Y yendo hacia el elefante le ofreció algunos
terrones de azúcar, diciendo:
-¡Toma, Kiouni, toma, toma!
El elefante lanzó algunos gruñidos de
satisfacción, y luego cogió a Picaporte por la cintura y
lo levantó hasta la altura de su cabeza. Picaporte, sin
asustarse, hizo una caricia al animal, el cual lo volvió a dejar
en tierra suavemente, y al apretón de trompa del buen Kiouni
respondió un apretón de manos del honrado mozo.
Pocos momentos después, Phileas Fogg,
sir Francis Cromarty y Picaporte, instalados en un cómodo
vagón cuyo mejor asiento iba ocupado por Auda, corrían a
todo vapor hacia Benarés.
Ochenta millas a lo sumo separan a esta ciudad de
Allababad, las cuales fueron recorridas dos horas.
Durante el trayecto, la joven recobró por
completo los sentidos, quedando disipados los vapores embriagadores del
hang.
¡Cuál fue su asombro al encontrarse en
aquel compartimiento del ferrocarril, vestida a la europea y en medio
de viajeros que le eran desconocidos en absoluto!
Principiaron sus compañeros prodigándole
cuidados y reanimándola con algunas gotas de licor; y
después el brigadier general le refirió lo ocurrido.

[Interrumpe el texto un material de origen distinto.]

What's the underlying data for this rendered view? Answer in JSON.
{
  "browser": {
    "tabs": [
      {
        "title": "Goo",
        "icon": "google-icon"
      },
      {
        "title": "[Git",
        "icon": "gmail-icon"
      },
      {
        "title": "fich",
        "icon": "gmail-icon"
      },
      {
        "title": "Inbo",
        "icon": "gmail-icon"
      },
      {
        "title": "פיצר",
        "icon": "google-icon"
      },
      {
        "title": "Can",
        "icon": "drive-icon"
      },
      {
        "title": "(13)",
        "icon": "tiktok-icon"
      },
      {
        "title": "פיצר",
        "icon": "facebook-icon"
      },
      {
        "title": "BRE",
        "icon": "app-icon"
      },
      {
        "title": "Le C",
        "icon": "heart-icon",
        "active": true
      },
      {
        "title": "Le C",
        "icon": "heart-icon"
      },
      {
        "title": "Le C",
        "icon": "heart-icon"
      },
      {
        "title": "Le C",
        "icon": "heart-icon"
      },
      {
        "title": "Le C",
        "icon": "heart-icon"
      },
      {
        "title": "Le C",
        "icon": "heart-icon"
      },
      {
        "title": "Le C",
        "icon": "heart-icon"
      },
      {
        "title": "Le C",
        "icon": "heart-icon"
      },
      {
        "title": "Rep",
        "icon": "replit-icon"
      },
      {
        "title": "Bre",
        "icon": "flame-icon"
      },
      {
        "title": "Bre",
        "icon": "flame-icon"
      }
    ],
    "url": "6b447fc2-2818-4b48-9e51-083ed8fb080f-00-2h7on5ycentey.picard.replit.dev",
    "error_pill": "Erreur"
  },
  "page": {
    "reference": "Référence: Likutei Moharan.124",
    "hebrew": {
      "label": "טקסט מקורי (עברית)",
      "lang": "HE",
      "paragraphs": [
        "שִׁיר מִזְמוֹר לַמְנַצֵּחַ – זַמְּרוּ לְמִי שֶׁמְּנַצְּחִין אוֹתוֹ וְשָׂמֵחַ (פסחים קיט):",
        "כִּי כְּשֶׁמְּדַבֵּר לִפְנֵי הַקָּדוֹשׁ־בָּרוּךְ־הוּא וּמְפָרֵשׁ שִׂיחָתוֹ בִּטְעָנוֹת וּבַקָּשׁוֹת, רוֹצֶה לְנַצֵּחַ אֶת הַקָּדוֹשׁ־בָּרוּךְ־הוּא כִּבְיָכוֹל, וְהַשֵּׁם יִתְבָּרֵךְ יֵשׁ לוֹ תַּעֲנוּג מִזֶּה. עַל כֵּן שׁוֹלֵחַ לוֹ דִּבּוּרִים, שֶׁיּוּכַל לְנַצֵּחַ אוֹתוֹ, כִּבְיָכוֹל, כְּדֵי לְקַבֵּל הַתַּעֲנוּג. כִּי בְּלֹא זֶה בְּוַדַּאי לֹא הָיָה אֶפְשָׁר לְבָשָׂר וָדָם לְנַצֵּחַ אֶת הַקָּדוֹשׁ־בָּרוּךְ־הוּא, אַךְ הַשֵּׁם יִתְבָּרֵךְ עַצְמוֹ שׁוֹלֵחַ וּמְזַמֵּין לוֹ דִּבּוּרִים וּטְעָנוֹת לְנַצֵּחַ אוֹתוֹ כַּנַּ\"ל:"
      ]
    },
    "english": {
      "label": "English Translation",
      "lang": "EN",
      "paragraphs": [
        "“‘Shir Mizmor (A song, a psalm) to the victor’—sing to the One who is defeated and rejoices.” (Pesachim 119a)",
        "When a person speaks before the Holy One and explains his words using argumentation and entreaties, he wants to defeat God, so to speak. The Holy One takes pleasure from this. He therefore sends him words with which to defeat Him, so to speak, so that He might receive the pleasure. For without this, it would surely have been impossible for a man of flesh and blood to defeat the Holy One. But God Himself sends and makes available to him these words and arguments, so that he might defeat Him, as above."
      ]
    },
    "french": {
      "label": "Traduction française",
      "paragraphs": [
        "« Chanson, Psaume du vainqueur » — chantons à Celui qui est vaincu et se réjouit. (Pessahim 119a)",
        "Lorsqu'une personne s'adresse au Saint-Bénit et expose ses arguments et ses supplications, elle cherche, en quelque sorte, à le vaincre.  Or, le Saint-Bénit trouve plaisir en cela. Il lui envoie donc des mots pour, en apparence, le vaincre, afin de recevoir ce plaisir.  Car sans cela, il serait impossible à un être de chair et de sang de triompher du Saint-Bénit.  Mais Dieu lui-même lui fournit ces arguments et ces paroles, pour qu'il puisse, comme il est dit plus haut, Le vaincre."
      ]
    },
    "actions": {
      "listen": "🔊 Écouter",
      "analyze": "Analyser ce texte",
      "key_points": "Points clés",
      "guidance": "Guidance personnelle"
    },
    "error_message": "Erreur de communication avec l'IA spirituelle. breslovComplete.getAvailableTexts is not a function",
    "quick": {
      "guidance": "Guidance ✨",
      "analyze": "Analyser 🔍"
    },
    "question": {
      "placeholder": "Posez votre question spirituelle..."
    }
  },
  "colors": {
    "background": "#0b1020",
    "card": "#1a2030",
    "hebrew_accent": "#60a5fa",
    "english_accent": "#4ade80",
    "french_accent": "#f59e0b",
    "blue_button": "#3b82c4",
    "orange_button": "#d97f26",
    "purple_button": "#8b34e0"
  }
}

Insistió sobre la decisión de Phileas Fogg, que no
había vacilado en comprometer su vida para salvarla, y sobre el
desenlace de la aventura, debido a la audaz imaginación de
Picaporte.
Mister Fogg dejó hablar, sin decir una
palabra. Picaporte, avergonzado, repetía que la cosa no
merecía tanto.
Auda dio gracias a sus libertadores, con una
efusión expresada con sus lágrimas más que con sus
palabras. Sus hennosos ojos, mejor que sus labios, fueron los
intérpretes de su reconocimiento. Y después,
llevándola en pensamiento a las escenas del sutty, y
viendo sus miradas esa tierra india donde tantos peligros la
amenazaban, fue acometida de un estremecimiento de terror.
Phileas Fogg comprendió lo que pasaba en el
ánimo de Auda, y para tranquilizarla le ofreció con mucha
frialdad conducirla a Hong-Kong, donde viviría hasta que aquel
asunto se olvidase.
Auda aceptó la oferta con reconocimiento.

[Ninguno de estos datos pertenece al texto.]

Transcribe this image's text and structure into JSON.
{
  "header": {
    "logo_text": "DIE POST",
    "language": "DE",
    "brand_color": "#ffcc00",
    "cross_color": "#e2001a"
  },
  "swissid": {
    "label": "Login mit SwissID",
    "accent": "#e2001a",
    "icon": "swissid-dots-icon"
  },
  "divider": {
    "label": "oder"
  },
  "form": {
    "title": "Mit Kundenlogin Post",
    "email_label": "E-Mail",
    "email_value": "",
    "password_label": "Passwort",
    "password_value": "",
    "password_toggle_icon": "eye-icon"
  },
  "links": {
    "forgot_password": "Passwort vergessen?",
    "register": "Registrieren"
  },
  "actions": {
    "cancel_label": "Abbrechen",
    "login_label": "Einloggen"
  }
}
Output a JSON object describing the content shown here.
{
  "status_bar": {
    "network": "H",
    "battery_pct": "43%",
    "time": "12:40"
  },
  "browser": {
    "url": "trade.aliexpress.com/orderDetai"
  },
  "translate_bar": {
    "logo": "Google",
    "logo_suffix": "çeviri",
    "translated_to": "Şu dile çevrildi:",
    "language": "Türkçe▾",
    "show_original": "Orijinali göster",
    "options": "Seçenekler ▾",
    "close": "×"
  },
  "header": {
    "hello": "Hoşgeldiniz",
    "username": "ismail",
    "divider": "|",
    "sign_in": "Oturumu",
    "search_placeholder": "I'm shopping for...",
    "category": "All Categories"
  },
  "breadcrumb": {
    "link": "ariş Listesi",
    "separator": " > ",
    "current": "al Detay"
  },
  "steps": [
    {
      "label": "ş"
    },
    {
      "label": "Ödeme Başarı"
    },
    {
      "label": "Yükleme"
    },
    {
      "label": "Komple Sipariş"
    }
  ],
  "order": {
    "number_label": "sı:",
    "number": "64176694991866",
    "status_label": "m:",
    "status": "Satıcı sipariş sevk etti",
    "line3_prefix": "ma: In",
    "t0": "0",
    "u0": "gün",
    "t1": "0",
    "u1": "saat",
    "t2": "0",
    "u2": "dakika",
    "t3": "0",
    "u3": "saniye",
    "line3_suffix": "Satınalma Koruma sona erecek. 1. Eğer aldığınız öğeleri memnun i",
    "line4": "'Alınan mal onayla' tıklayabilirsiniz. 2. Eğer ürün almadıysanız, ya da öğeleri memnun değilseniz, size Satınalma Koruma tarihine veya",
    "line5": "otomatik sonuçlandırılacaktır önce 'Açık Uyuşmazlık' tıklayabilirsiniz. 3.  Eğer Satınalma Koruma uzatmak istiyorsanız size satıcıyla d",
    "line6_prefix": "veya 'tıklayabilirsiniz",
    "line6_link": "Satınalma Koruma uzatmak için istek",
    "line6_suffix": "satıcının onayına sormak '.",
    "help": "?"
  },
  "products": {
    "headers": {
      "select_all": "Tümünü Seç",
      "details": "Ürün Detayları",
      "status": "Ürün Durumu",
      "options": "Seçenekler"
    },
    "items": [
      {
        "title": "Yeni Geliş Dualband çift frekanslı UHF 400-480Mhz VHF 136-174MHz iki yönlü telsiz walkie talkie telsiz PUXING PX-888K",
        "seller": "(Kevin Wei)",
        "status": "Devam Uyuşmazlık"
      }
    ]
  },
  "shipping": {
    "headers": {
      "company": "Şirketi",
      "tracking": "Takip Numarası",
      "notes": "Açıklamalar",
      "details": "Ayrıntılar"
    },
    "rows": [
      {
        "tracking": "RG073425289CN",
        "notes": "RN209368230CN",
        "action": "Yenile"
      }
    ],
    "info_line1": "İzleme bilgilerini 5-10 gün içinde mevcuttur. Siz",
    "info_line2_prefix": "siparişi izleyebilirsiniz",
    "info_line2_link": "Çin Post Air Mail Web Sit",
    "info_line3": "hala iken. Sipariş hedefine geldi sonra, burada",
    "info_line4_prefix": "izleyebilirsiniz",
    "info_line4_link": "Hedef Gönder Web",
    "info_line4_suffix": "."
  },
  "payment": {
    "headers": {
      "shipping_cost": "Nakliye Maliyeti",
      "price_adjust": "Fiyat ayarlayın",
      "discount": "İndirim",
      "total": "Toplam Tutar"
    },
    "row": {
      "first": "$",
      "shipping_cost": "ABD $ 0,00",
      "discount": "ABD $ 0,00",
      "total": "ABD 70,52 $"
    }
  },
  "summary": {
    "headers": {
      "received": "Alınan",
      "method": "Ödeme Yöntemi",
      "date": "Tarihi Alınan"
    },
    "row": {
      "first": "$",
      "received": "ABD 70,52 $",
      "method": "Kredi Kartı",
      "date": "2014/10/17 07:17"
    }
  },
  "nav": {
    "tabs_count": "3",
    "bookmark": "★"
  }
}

Precisamente residía en Hong-Kong uno de sus parientes, parsi
como ella, y uno de los principales comerciantes de la ciudad, que es
por completo inglesa, aun cuando se halla en las costas de China.

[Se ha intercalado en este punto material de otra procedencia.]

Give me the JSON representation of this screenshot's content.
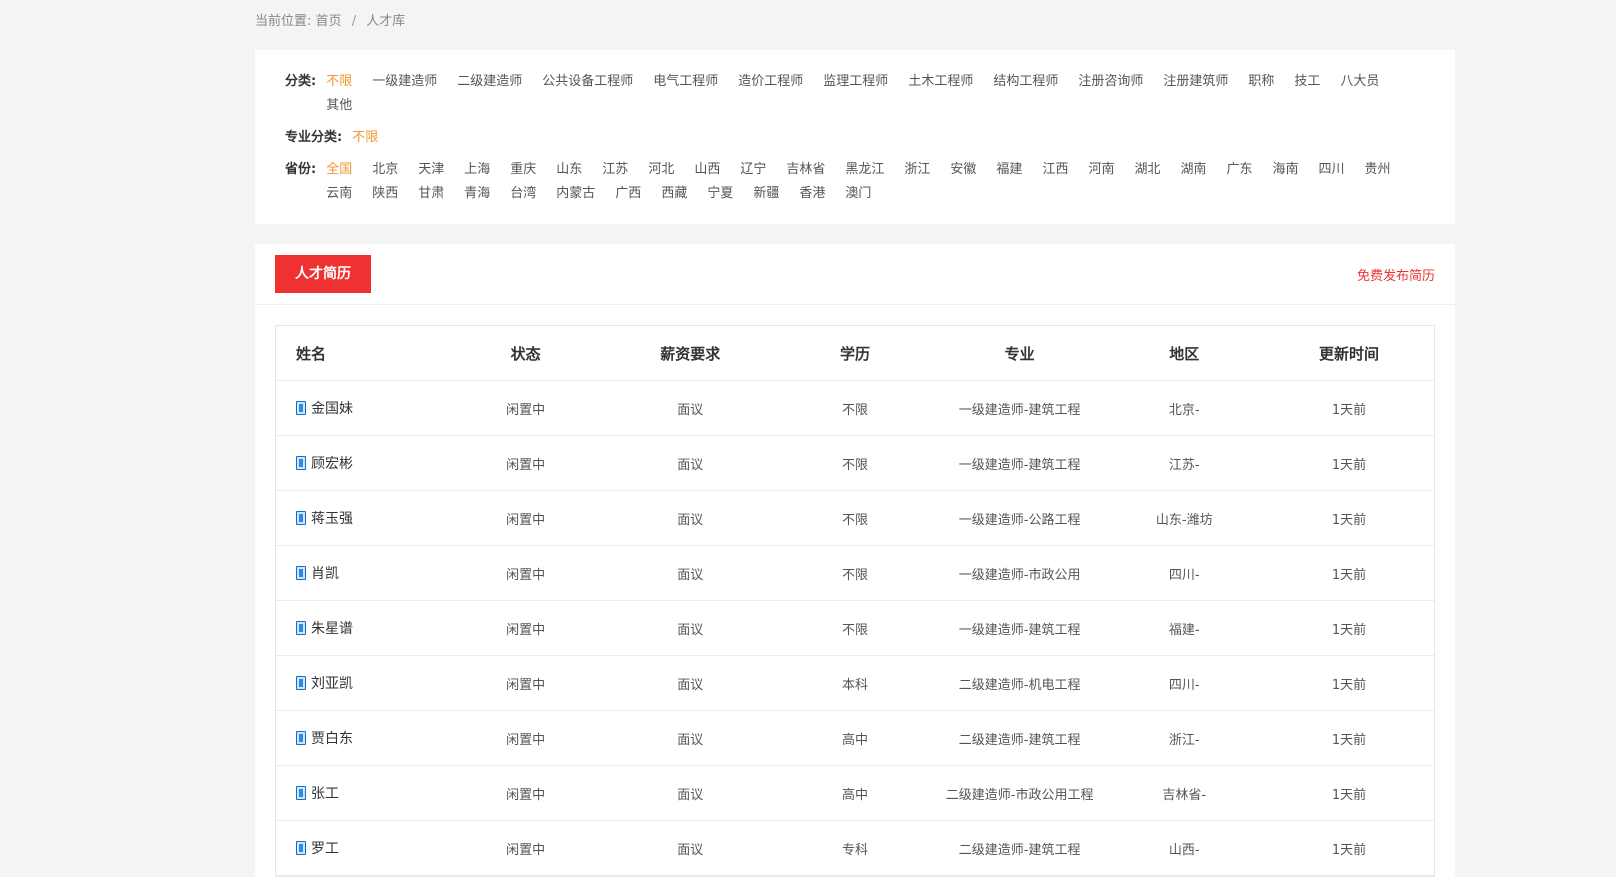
{
  "breadcrumb": {
    "prefix": "当前位置:",
    "home": "首页",
    "sep": "/",
    "current": "人才库"
  },
  "filters": {
    "category": {
      "label": "分类:",
      "items": [
        "不限",
        "一级建造师",
        "二级建造师",
        "公共设备工程师",
        "电气工程师",
        "造价工程师",
        "监理工程师",
        "土木工程师",
        "结构工程师",
        "注册咨询师",
        "注册建筑师",
        "职称",
        "技工",
        "八大员",
        "其他"
      ],
      "active": 0
    },
    "specialty": {
      "label": "专业分类:",
      "items": [
        "不限"
      ],
      "active": 0
    },
    "province": {
      "label": "省份:",
      "items": [
        "全国",
        "北京",
        "天津",
        "上海",
        "重庆",
        "山东",
        "江苏",
        "河北",
        "山西",
        "辽宁",
        "吉林省",
        "黑龙江",
        "浙江",
        "安徽",
        "福建",
        "江西",
        "河南",
        "湖北",
        "湖南",
        "广东",
        "海南",
        "四川",
        "贵州",
        "云南",
        "陕西",
        "甘肃",
        "青海",
        "台湾",
        "内蒙古",
        "广西",
        "西藏",
        "宁夏",
        "新疆",
        "香港",
        "澳门"
      ],
      "active": 0
    }
  },
  "panel": {
    "tab_label": "人才简历",
    "publish_link": "免费发布简历"
  },
  "table": {
    "headers": [
      "姓名",
      "状态",
      "薪资要求",
      "学历",
      "专业",
      "地区",
      "更新时间"
    ],
    "rows": [
      [
        "金国妹",
        "闲置中",
        "面议",
        "不限",
        "一级建造师-建筑工程",
        "北京-",
        "1天前"
      ],
      [
        "顾宏彬",
        "闲置中",
        "面议",
        "不限",
        "一级建造师-建筑工程",
        "江苏-",
        "1天前"
      ],
      [
        "蒋玉强",
        "闲置中",
        "面议",
        "不限",
        "一级建造师-公路工程",
        "山东-潍坊",
        "1天前"
      ],
      [
        "肖凯",
        "闲置中",
        "面议",
        "不限",
        "一级建造师-市政公用",
        "四川-",
        "1天前"
      ],
      [
        "朱星谱",
        "闲置中",
        "面议",
        "不限",
        "一级建造师-建筑工程",
        "福建-",
        "1天前"
      ],
      [
        "刘亚凯",
        "闲置中",
        "面议",
        "本科",
        "二级建造师-机电工程",
        "四川-",
        "1天前"
      ],
      [
        "贾白东",
        "闲置中",
        "面议",
        "高中",
        "二级建造师-建筑工程",
        "浙江-",
        "1天前"
      ],
      [
        "张工",
        "闲置中",
        "面议",
        "高中",
        "二级建造师-市政公用工程",
        "吉林省-",
        "1天前"
      ],
      [
        "罗工",
        "闲置中",
        "面议",
        "专科",
        "二级建造师-建筑工程",
        "山西-",
        "1天前"
      ]
    ]
  },
  "colors": {
    "accent_orange": "#f0962e",
    "accent_red": "#ee3232",
    "icon_blue": "#2a8ae6"
  },
  "icons": {
    "row_icon": "document-icon"
  }
}
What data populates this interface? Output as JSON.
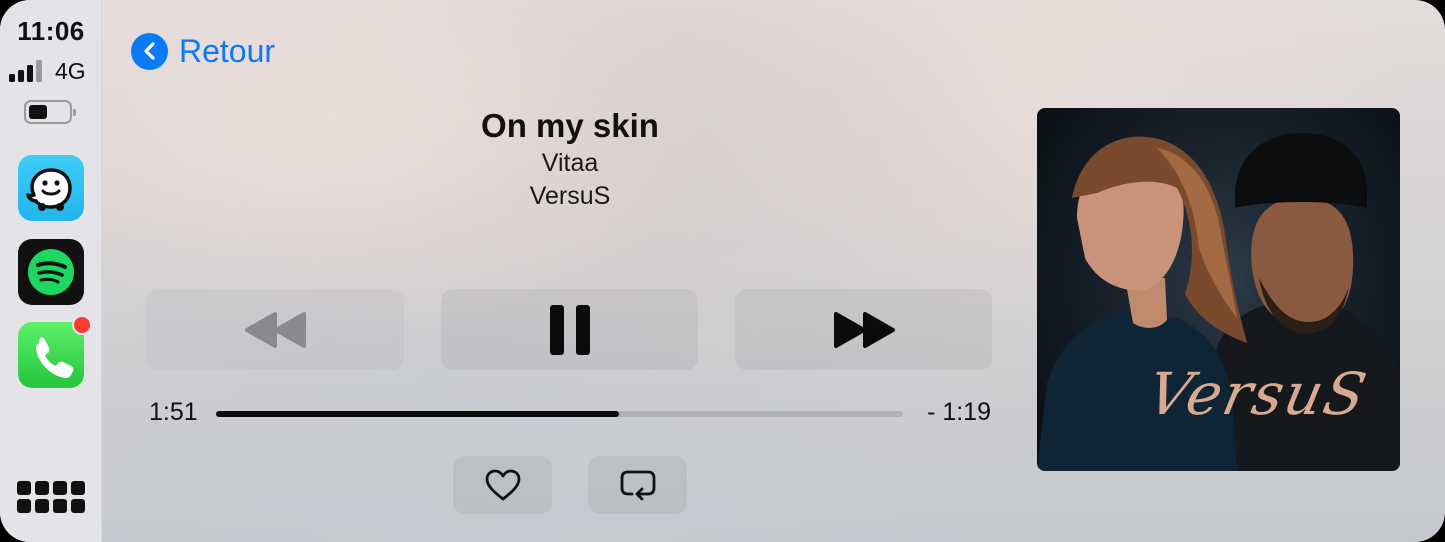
{
  "status": {
    "time": "11:06",
    "network": "4G"
  },
  "sidebar": {
    "apps": [
      {
        "name": "Waze",
        "icon": "waze-icon"
      },
      {
        "name": "Spotify",
        "icon": "spotify-icon"
      },
      {
        "name": "Phone",
        "icon": "phone-icon",
        "badge": true
      }
    ],
    "home_icon": "app-grid-icon"
  },
  "nav": {
    "back_label": "Retour"
  },
  "track": {
    "title": "On my skin",
    "artist": "Vitaa",
    "album": "VersuS"
  },
  "progress": {
    "elapsed": "1:51",
    "remaining": "- 1:19",
    "fraction": 0.587
  },
  "album_art": {
    "text": "VersuS"
  },
  "colors": {
    "accent": "#0a7af5",
    "badge": "#ff3b30",
    "waze": "#33c6f4",
    "spotify_green": "#1ed760",
    "phone_green": "#34d158"
  }
}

A las doce y media el tren se detenía en la
estación de Benarés. Las leyendas indias afirman que esta
ciudad ocupa el sitio de la vetusta Casi, que antiguamente
hallábase suspendida en el espacio entre el cenit y el nadir,
como la tumba de Mahoma. Pero en la época actual, más
positiva, Benarés, la Atenas de la India, según los
orientalistas, descansaba prosaicamente sobre el suelo, y Picaporte
pudo, por un momento, entrever sus casas de ladrillo y sus chozas de
cañizo, que le daban un aspecto desairado en absoluto, sin color
local ninguno.
Allí debía detenerse sir Francis
Cromarty. Las tropas de cuyo mando debía hacerse cargo estaban
acampadas a algunas millas al norte. El brigadier general se
despidió de Phileas Fogg, deseándole todo el éxito
posible y expresando el voto de que repitiese el viaje de un modo menos
original y más provechoso. Mister Fogg estrechó
ligeramente los dedos de su companero de viaje. Los cumplidos de Auda
fueron más afectuosos. Jamás olvidaría ella lo que
debía a sir Francis Cromarty. En cuanto a Picaporte, fue
honrado con un buen apretón de manos de parte del brigadier
general. Conmovido, le preguntó cuándo podría
prestarle algún servicio. Después se separaron.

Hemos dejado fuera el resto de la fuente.